Now aren’t these idiots interfering with the very ideas they preach? If it’s the survival of the fittest, shouldn’t we be letting “mother nature” run its course?
whats the difference, they both taste the same
It is the same bird as the California Spotted Owl.
This is pretty much the same issue as global warming.
Climate has NEVER been static.
The genome of any species has NEVER been static either.
These people only believe in evolution when it suits their purposes. When it comes to "endangered species," they no longer believe in it.
How much money is this stupid spotted owl costing us taxpayers???
let the dam thing go extinct already... just keep some DNA samples fer crissakes.
And, Apparently, the biggest wussy..
Somebody better tell the barred owls that they are.
Owls killing other owls officially qualifies as "None of the Federal Government's Business". ;)
Bingo, THE N. Spotted Owl ain’t a species, and they don’t need “Old Growth” which the enviro’s never really defined. They live in Kmart signs, second growth and anything else. AND, their best hunting is in clear cuts.

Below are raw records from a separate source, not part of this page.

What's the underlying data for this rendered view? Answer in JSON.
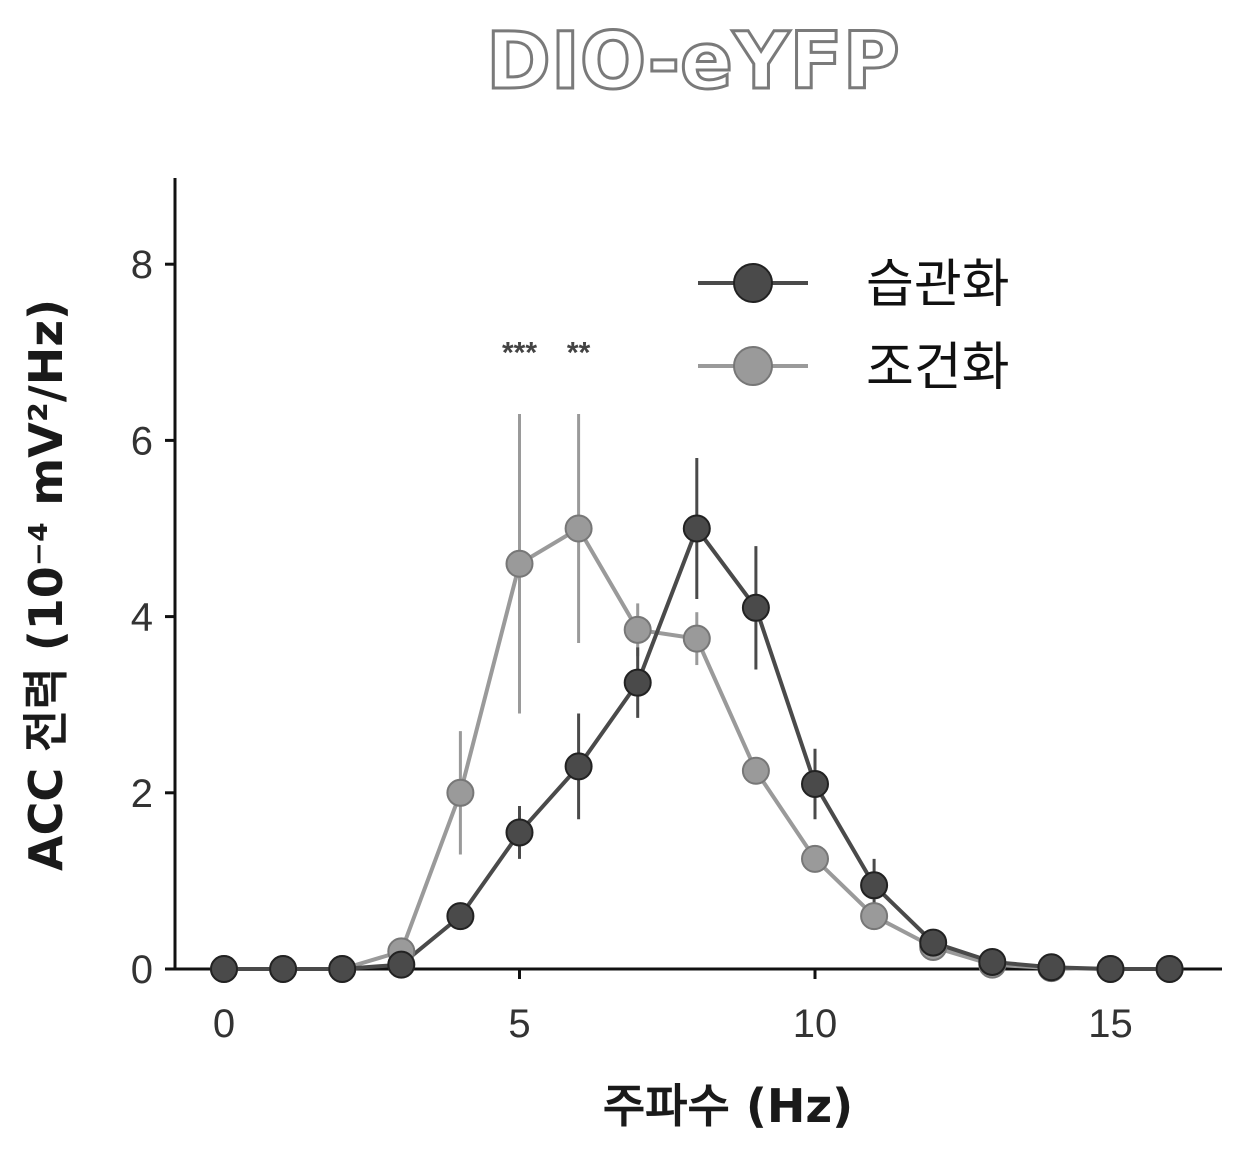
{
  "chart_data": {
    "type": "line",
    "title": "DIO-eYFP",
    "xlabel": "주파수 (Hz)",
    "ylabel": "ACC 전력 (10⁻⁴ mV²/Hz)",
    "xlim": [
      -1.5,
      16.5
    ],
    "ylim": [
      0,
      9
    ],
    "xticks": [
      "0",
      "5",
      "10",
      "15"
    ],
    "yticks": [
      "0",
      "2",
      "4",
      "6",
      "8"
    ],
    "x": [
      0,
      1,
      2,
      3,
      4,
      5,
      6,
      7,
      8,
      9,
      10,
      11,
      12,
      13,
      14,
      15,
      16
    ],
    "series": [
      {
        "name": "습관화",
        "color": "#4a4a4a",
        "values": [
          0,
          0,
          0,
          0.05,
          0.6,
          1.55,
          2.3,
          3.25,
          5.0,
          4.1,
          2.1,
          0.95,
          0.3,
          0.08,
          0.02,
          0.0,
          0.0
        ],
        "errors": [
          0,
          0,
          0,
          0,
          0,
          0.3,
          0.6,
          0.4,
          0.8,
          0.7,
          0.4,
          0.3,
          0,
          0,
          0,
          0,
          0
        ]
      },
      {
        "name": "조건화",
        "color": "#9a9a9a",
        "values": [
          0,
          0,
          0,
          0.2,
          2.0,
          4.6,
          5.0,
          3.85,
          3.75,
          2.25,
          1.25,
          0.6,
          0.25,
          0.05,
          0.01,
          0.0,
          0.0
        ],
        "errors": [
          0,
          0,
          0,
          0,
          0.7,
          1.7,
          1.3,
          0.3,
          0.3,
          0,
          0,
          0,
          0,
          0,
          0,
          0,
          0
        ]
      }
    ],
    "annotations": [
      {
        "text": "***",
        "x": 5,
        "y": 7.0
      },
      {
        "text": "**",
        "x": 6,
        "y": 7.0
      }
    ],
    "legend_position": "top-right",
    "grid": false
  }
}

Global warming is due to the artificially protracted survival of species which should have otherwise gone extinct.
lol
What a pant load! Spotted owls eat small rodents and those are very scarce in old growth forest habitat. Remember the "intellectual" who when told of the Spotted Owl nest in the K-Mart Sign, responded that it must be a different sub-species of Spotted Owl.
In a way it sounds like a thinly disguised history of the United States.
So, all owls are equal, but some are more equal than others.
Darn, where am I going to get my Spotted Owl Soup now?